Other advocates said the dismissal relayed a chilling message that rich and powerful men were more likely to get away with sexual assaults. Still others said the facts of the Strauss-Kahn case were unique unto themselves.
Experts said rape crisis centers usually see a drop in reported cases in the aftermath of high-profile sexual assault cases, especially those in which the prosecution failed, like the case against Duke University lacrosse players; the recent acquittal, on the most serious charges, of two New York police officers who visited a drunk woman repeatedly in her apartment; and the William Kennedy Smith case in the 1990s.
More rapes go unreported than not: according to the Rape, Abuse and Incest National Network, 6 in 10 sexual assaults are not reported, and just 6 percent of rapists serve jail time.
Michael J. Palladino, president of the Detectives’ Endowment Association, said the publicity of this case would unquestionably be a deterrent for some women. “I’m sure some will hesitate,” he said. “They’re really dragged through the mud, and they’re victimized a second time.”
That thought was echoed by Richard Emery, a longtime civil rights lawyer, who said: “The victim is terribly, terribly tortured, at every level. First by the crime itself. And secondly by the system. There’s no escaping.”
Lynn Hecht Schafran, senior vice president of Legal Momentum, a nonprofit legal advocacy organization for women and girls, said the Diallo case did have its uncommon aspects. The Manhattan district attorney’s office, she noted, went to “unique lengths” to explain its reasoning in dropping the case. The unusual background, including prosecutors’ contention that Ms. Diallo repeatedly lied about her past, should not be a deterrent to other women, she said.
“Victims do not have to be pristine to be believed in court,” Ms. Schafran said.
None of the women’s advocates interviewed expressed doubt in Ms. Diallo’s claim that she was assaulted. And they said her initial account of a gang rape in her home country — which she later admitted was false, contributing to the undoing of her case — could be explained by her anguished state and troubled past, several advocates said.
Dorchen A. Leidholdt, director of the center for battered women’s legal services at the Sanctuary for Families, a nonprofit group that works with victims of domestic violence, noted that a vast majority of Guinean immigrant women had suffered from female genital mutilation and were often forced into an early marriage.

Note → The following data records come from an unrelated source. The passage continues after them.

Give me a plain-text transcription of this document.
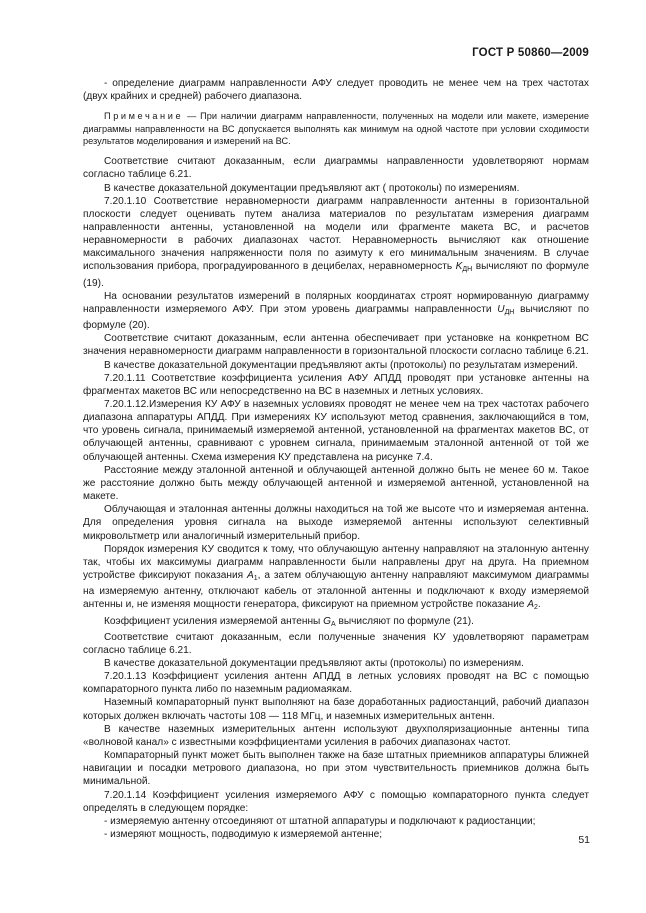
ГОСТ Р 50860—2009

- определение диаграмм направленности АФУ следует проводить не менее чем на трех частотах (двух крайних и средней) рабочего диапазона.

Примечание — При наличии диаграмм направленности, полученных на модели или макете, измерение диаграммы направленности на ВС допускается выполнять как минимум на одной частоте при условии сходимости результатов моделирования и измерений на ВС.

Соответствие считают доказанным, если диаграммы направленности удовлетворяют нормам согласно таблице 6.21.

В качестве доказательной документации предъявляют акт ( протоколы) по измерениям.

7.20.1.10 Соответствие неравномерности диаграмм направленности антенны в горизонтальной плоскости следует оценивать путем анализа материалов по результатам измерения диаграмм направленности антенны, установленной на модели или фрагменте макета ВС, и расчетов неравномерности в рабочих диапазонах частот. Неравномерность вычисляют как отношение максимального значения напряженности поля по азимуту к его минимальным значениям. В случае использования прибора, проградуированного в децибелах, неравномерность $K_{ДН}$ вычисляют по формуле (19).

На основании результатов измерений в полярных координатах строят нормированную диаграмму направленности измеряемого АФУ. При этом уровень диаграммы направленности $U_{ДН}$ вычисляют по формуле (20).

Соответствие считают доказанным, если антенна обеспечивает при установке на конкретном ВС значения неравномерности диаграмм направленности в горизонтальной плоскости согласно таблице 6.21.

В качестве доказательной документации предъявляют акты (протоколы) по результатам измерений.

7.20.1.11 Соответствие коэффициента усиления АФУ АПДД проводят при установке антенны на фрагментах макетов ВС или непосредственно на ВС в наземных и летных условиях.

7.20.1.12.Измерения КУ АФУ в наземных условиях проводят не менее чем на трех частотах рабочего диапазона аппаратуры АПДД. При измерениях КУ используют метод сравнения, заключающийся в том, что уровень сигнала, принимаемый измеряемой антенной, установленной на фрагментах макетов ВС, от облучающей антенны, сравнивают с уровнем сигнала, принимаемым эталонной антенной от той же облучающей антенны. Схема измерения КУ представлена на рисунке 7.4.

Расстояние между эталонной антенной и облучающей антенной должно быть не менее 60 м. Такое же расстояние должно быть между облучающей антенной и измеряемой антенной, установленной на макете.

Облучающая и эталонная антенны должны находиться на той же высоте что и измеряемая антенна. Для определения уровня сигнала на выходе измеряемой антенны используют селективный микровольтметр или аналогичный измерительный прибор.

Порядок измерения КУ сводится к тому, что облучающую антенну направляют на эталонную антенну так, чтобы их максимумы диаграмм направленности были направлены друг на друга. На приемном устройстве фиксируют показания $A_1$, а затем облучающую антенну направляют максимумом диаграммы на измеряемую антенну, отключают кабель от эталонной антенны и подключают к входу измеряемой антенны и, не изменяя мощности генератора, фиксируют на приемном устройстве показание $A_2$.

Коэффициент усиления измеряемой антенны $G_A$ вычисляют по формуле (21).

Соответствие считают доказанным, если полученные значения КУ удовлетворяют параметрам согласно таблице 6.21.

В качестве доказательной документации предъявляют акты (протоколы) по измерениям.

7.20.1.13 Коэффициент усиления антенн АПДД в летных условиях проводят на ВС с помощью компараторного пункта либо по наземным радиомаякам.

Наземный компараторный пункт выполняют на базе доработанных радиостанций, рабочий диапазон которых должен включать частоты 108 — 118 МГц, и наземных измерительных антенн.

В качестве наземных измерительных антенн используют двухполяризационные антенны типа «волновой канал» с известными коэффициентами усиления в рабочих диапазонах частот.

Компараторный пункт может быть выполнен также на базе штатных приемников аппаратуры ближней навигации и посадки метрового диапазона, но при этом чувствительность приемников должна быть минимальной.

7.20.1.14 Коэффициент усиления измеряемого АФУ с помощью компараторного пункта следует определять в следующем порядке:

- измеряемую антенну отсоединяют от штатной аппаратуры и подключают к радиостанции;

- измеряют мощность, подводимую к измеряемой антенне;	51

“Erratic responses are something that we see over and over again,” Ms. Leidholdt said. “Her behavior was consistent with a trauma victim.”

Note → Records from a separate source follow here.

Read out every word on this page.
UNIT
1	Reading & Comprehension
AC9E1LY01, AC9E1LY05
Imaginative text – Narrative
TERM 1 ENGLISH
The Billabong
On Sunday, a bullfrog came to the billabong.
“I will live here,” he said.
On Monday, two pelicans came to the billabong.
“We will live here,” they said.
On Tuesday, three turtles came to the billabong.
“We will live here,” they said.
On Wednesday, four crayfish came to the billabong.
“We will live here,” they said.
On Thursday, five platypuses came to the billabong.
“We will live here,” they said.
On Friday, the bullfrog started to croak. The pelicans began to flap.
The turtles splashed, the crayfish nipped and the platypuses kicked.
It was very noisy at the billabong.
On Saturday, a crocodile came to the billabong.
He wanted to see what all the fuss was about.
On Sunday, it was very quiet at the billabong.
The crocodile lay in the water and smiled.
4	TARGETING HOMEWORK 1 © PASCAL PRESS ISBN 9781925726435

Women from tightly knit West African communities in New York were especially focused on the dismissal, saying it lent credence to entrenched beliefs that governed behaviors and attitudes among Muslim immigrants here: that in the event of a sexual attack, a woman is still to blame.

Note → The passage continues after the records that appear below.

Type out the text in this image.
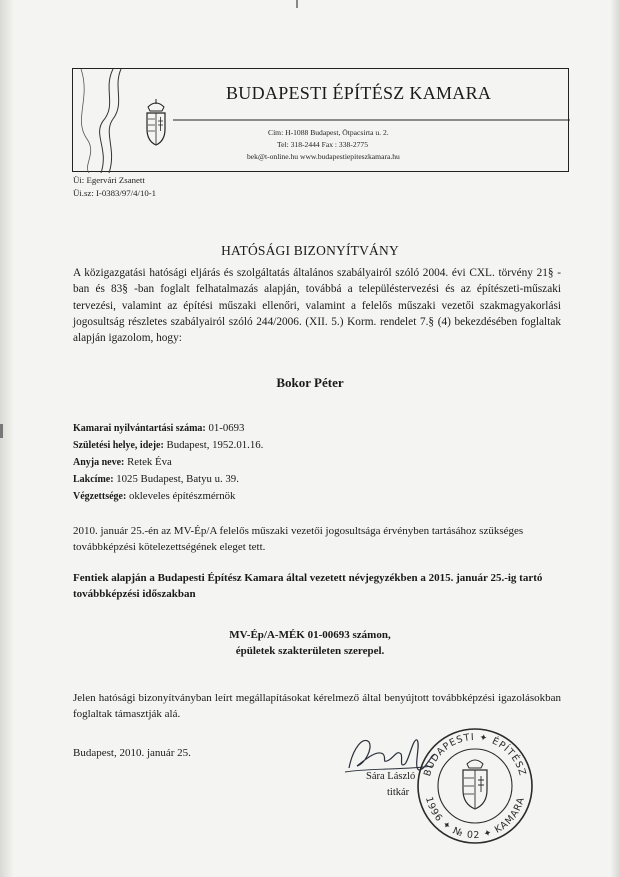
BUDAPESTI ÉPÍTÉSZ KAMARA
Cím: H-1088 Budapest, Ötpacsirta u. 2.
Tel: 318-2444 Fax : 338-2775
bek@t-online.hu www.budapestiepiteszkamara.hu
Üi: Egervári Zsanett
Üi.sz: I-0383/97/4/10-1
HATÓSÁGI BIZONYÍTVÁNY
A közigazgatási hatósági eljárás és szolgáltatás általános szabályairól szóló 2004. évi CXL. törvény 21§ -ban és 83§ -ban foglalt felhatalmazás alapján, továbbá a településtervezési és az építészeti-műszaki tervezési, valamint az építési műszaki ellenőri, valamint a felelős műszaki vezetői szakmagyakorlási jogosultság részletes szabályairól szóló 244/2006. (XII. 5.) Korm. rendelet 7.§ (4) bekezdésében foglaltak alapján igazolom, hogy:
Bokor Péter
Kamarai nyilvántartási száma: 01-0693
Születési helye, ideje: Budapest, 1952.01.16.
Anyja neve: Retek Éva
Lakcíme: 1025 Budapest, Batyu u. 39.
Végzettsége: okleveles építészmérnök
2010. január 25.-én az MV-Ép/A felelős műszaki vezetői jogosultsága érvényben tartásához szükséges továbbképzési kötelezettségének eleget tett.
Fentiek alapján a Budapesti Építész Kamara által vezetett névjegyzékben a 2015. január 25.-ig tartó továbbképzési időszakban
MV-Ép/A-MÉK 01-00693 számon,
épületek szakterületen szerepel.
Jelen hatósági bizonyítványban leírt megállapításokat kérelmező által benyújtott továbbképzési igazolásokban foglaltak támasztják alá.
Budapest, 2010. január 25.
BUDAPESTI ✦ ÉPÍTÉSZ
1996 ✦ № 02 ✦ KAMARA
Sára László
titkár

“In Africa, if something happens to you, you have to shut your mouth,” said a 35-year-old former saleswoman from West Africa, who left a job as a home attendant after a charge in her care made sexual advances, and who did want her name published for fear of community retribution. “But when you come here from Africa, you think that there’s protection for women’s rights.”
Still, several women said they were inspired by Ms. Diallo.
A 23-year-old graduate student who is from Guinea and lives in the Bronx said Ms. Diallo’s allegations emboldened her to lodge a complaint against a professor who had made sexual advances and offered her a higher grade if she complied. The woman, who requested anonymity for fear of community stigmatization, was raped by a family member years ago, she said, yet until recently never told a soul. She said the dismissal in the Diallo case suggested to her that people in power would always be protected.
“I feel more vulnerable,” she said.
As for Ms. Diallo, the young graduate student said the former hotel worker had already been ostracized among New York’s Guineans for being an “unlucky woman.”
“This situation,” the young woman said, “is going to make things worse.”